Anyone arrested has a right to bail or to ''temporary release'' for time to pay his fine. That's what happened in this case. The day after arrest, the Indian was out on a ''TR.''
A young Sioux jailer shrugged, commenting with a slightly bitter smile, ''Of course, what it really means is that if the guy wants to sky out and go to places unknown, he can.''
Indians, moreover, have absolutely no jurisdiction over non-Indians who happen to wander onto their reservations, or who live there. These, too, are swooped up under the protecting arm of the government in Washington - and hustled off to Rapid City or Sioux Falls.
This system is not very flattering to Indians. It implies that they would be incapable of being fair to a white arrestee. I don't know where this assumption comes from - unless it stems from the still vaguely troubled conscience of the white, who knows he has never been fair to the Indians.
Maybe the white feels that now the Sioux, or the Cheyenne, or the Cherokee, will somehow ''get back at him'' when they have a white person in their jails.
I live in Pine Ridge. I am white. And I certainly would have no objections to being tried in the courts here. I've talked to the prosecutor, the public defender, the chief judge, and three associate judges. I've visited the jail and talked to the police and the jailers.

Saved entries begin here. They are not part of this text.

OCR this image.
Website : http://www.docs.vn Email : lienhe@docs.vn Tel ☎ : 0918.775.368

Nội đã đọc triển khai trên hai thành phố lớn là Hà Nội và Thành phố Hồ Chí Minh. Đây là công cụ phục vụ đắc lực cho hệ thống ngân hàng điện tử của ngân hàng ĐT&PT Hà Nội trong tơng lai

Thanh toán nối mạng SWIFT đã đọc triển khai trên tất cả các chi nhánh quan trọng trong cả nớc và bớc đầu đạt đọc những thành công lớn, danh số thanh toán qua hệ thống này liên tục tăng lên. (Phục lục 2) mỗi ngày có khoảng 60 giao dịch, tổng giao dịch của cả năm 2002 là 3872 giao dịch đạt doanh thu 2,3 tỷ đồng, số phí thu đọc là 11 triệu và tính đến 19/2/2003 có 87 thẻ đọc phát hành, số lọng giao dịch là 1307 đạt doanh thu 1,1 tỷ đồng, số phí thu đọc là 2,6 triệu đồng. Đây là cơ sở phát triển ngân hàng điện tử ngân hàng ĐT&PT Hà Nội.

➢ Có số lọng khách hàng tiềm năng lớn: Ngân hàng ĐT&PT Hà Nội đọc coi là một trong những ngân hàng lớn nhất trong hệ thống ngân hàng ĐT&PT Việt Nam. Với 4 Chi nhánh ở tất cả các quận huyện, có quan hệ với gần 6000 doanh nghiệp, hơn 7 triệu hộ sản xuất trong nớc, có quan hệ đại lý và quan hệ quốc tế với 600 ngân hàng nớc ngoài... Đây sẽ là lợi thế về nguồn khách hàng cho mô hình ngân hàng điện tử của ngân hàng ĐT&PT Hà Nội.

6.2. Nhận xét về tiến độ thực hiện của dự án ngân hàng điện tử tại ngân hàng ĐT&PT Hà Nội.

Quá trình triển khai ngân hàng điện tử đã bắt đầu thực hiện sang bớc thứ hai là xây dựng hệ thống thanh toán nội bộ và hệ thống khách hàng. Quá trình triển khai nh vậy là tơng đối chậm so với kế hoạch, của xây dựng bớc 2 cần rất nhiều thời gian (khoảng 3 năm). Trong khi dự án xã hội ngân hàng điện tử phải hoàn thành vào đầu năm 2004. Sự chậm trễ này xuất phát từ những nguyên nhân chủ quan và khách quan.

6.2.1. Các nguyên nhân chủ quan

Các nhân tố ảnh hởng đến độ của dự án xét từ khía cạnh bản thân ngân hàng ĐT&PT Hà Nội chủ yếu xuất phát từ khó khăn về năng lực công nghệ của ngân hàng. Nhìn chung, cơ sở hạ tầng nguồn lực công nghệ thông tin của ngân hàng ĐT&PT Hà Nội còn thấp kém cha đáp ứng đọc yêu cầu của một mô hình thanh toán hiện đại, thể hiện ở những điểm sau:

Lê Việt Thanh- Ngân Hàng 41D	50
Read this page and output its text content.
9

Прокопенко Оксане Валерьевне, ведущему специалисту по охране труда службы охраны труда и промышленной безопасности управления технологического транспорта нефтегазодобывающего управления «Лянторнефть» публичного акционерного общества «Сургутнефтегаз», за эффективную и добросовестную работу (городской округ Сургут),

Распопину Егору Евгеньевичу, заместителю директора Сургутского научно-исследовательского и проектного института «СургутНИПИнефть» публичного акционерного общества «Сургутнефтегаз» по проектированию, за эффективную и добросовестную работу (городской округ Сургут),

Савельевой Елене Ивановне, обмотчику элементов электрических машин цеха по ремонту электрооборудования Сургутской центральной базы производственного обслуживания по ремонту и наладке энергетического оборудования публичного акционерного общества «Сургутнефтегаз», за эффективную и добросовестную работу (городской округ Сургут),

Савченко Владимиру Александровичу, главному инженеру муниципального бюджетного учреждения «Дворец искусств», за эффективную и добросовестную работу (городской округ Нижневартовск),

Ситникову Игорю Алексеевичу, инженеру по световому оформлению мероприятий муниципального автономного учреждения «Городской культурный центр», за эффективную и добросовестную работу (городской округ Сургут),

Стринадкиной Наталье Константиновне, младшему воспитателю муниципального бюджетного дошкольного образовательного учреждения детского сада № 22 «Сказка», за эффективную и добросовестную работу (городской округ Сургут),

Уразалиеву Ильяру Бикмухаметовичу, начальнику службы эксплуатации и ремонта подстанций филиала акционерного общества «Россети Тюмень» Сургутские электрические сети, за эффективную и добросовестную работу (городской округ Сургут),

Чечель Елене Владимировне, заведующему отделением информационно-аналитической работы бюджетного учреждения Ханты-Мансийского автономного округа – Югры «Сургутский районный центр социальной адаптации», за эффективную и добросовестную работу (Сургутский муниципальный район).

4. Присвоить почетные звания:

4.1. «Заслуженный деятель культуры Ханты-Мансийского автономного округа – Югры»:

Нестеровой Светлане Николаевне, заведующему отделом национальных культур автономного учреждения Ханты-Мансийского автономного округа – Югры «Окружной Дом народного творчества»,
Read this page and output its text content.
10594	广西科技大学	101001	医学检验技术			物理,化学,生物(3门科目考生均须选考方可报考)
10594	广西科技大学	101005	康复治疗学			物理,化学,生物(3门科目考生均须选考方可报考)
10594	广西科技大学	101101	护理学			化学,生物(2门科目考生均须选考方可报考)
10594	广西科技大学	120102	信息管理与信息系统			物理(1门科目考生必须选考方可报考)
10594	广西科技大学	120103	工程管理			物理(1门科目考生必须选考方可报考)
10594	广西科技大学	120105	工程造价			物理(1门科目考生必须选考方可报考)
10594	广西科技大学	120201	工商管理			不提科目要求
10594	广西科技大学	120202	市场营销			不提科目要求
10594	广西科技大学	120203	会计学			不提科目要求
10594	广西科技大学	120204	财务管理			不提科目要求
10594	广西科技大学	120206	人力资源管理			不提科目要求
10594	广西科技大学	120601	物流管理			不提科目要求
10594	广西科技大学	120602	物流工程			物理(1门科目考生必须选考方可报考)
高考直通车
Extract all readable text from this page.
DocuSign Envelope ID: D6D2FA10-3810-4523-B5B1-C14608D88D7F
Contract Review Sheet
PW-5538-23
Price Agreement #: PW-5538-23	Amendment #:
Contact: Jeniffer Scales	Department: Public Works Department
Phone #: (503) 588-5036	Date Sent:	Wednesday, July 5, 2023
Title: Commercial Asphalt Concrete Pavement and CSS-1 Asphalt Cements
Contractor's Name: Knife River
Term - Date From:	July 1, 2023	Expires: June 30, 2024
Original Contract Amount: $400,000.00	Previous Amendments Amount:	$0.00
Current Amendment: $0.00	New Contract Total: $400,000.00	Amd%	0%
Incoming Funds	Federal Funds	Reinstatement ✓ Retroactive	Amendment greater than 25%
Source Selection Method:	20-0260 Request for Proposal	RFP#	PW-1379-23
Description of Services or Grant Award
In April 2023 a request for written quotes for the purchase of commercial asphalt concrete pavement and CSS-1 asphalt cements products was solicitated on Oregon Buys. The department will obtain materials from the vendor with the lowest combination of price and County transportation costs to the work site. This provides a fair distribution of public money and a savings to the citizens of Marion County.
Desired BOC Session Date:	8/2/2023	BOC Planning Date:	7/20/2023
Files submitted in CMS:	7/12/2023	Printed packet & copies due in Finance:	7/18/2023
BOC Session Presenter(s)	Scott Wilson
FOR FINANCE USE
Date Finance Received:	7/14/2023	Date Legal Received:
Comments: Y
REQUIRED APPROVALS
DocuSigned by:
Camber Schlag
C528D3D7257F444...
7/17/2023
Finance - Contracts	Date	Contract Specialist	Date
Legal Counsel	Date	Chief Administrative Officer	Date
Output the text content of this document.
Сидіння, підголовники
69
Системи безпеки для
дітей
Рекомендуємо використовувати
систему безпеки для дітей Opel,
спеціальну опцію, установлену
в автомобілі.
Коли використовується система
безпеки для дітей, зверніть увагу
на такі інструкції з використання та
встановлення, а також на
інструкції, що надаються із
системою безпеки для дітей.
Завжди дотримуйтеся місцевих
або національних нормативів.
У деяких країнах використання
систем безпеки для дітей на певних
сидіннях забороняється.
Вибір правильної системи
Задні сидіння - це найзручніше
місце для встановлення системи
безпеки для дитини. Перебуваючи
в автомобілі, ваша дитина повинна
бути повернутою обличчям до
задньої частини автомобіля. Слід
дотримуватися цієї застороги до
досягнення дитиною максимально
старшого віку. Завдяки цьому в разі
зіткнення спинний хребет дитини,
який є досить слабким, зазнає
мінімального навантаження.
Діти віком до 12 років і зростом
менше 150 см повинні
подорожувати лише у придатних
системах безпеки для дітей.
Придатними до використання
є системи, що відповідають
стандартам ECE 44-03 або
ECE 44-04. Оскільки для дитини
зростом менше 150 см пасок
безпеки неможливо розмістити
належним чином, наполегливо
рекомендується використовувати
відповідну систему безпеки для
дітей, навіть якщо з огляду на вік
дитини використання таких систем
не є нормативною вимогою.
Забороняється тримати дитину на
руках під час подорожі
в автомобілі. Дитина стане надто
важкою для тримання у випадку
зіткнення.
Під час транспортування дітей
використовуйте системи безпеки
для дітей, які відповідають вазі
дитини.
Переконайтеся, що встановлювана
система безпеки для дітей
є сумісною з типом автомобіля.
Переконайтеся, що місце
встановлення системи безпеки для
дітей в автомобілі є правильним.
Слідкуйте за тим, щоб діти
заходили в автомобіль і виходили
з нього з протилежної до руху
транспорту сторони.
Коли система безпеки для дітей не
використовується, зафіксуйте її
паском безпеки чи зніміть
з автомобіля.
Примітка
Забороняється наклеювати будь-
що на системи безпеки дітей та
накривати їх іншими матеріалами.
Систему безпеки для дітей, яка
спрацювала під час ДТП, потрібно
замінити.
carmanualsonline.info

I have also worked in Chicago, covering its criminal courts. I've seen ''white justice'' at work there, and seen people put away for 15 years for stealing a pair of shoes, and a bank embezzler, who defrauded people of millions , get off on probation. So I do not feel that the supposedly sophisticated Anglo-Saxon courts elsewhere in the country would offer me any better deal than the Indian courts on Pine Ridge.
The problem is a white, not an Indian problem. Whites still go about with a lurking fear that their stereotypical Indian is a real one - that, deep in his heart, the Sioux, or the Apache, is really seeking ''vengeance'' on the white man and can't wait to get hold of him and show him what-for.
The only solution to this perverted view of an intelligent people is education. Education of the white man. I, for one, have heard enough about ''educating the Indian.'' I think my own people should start getting educated - for stereotypes are not only unpleasant to deal with on a day-by-day, name-calling basis. They are really quite dangerous when they unconsciously become the basis of federal laws controlling the system of justice for an entire people.